Your definition of orthogonal basis implies that if such a basis exists then $({-},{-})$ is symmetric, so I will assume out right that it is.
In characteristic 2, $({-},{-})$ need not have a orthogonal basis. We will ignore this case, as it is quite different from when the characteristic is not 2.
When the characteristic is not 2, then $({-},{-})$ always has an orthogonal basis $\beta$. Moreover, the number of basis elements $v \in \beta$ such that $(v,v) \not= 0$ is independent of $\beta$, and is called the rank of $({-},{-})$. So a symmetric bilinear form with $(v,v) \not= 0$ for all $v \in \beta$ has full rank, or more commonly is non-degenerate.

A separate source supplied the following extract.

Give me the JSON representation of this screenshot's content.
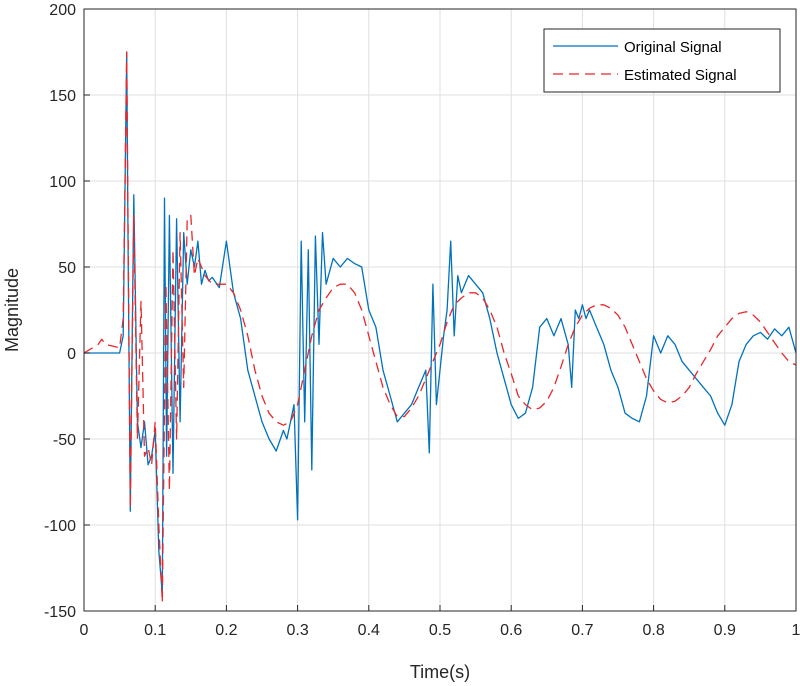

This is distinct from $({-},{-})$ being anisotropic. $({-},{-})$ is isotropic if there is $0\not= v \in V$ such that $(v, v) = 0$, and is anisotropic otherwise. But consider the form $$ ((x, y), (x', y')) = xx' - yy' $$ over $\mathbb R^2$. $\{(1, 0), (0, 1)\}$ is an orthogonal basis for this form, and $$ ((1,0), (1, 0)) = 1,\quad ((0,1),(0,1)) = -1 $$ so the form is non-degenerate. But $$ ((1,1), (1,1)) = 1 - 1 = 0. $$ Of course, any degenerate form is isotropic.
A good reference is Classical Groups and Geometric Algebra (2002) by Larry Grove.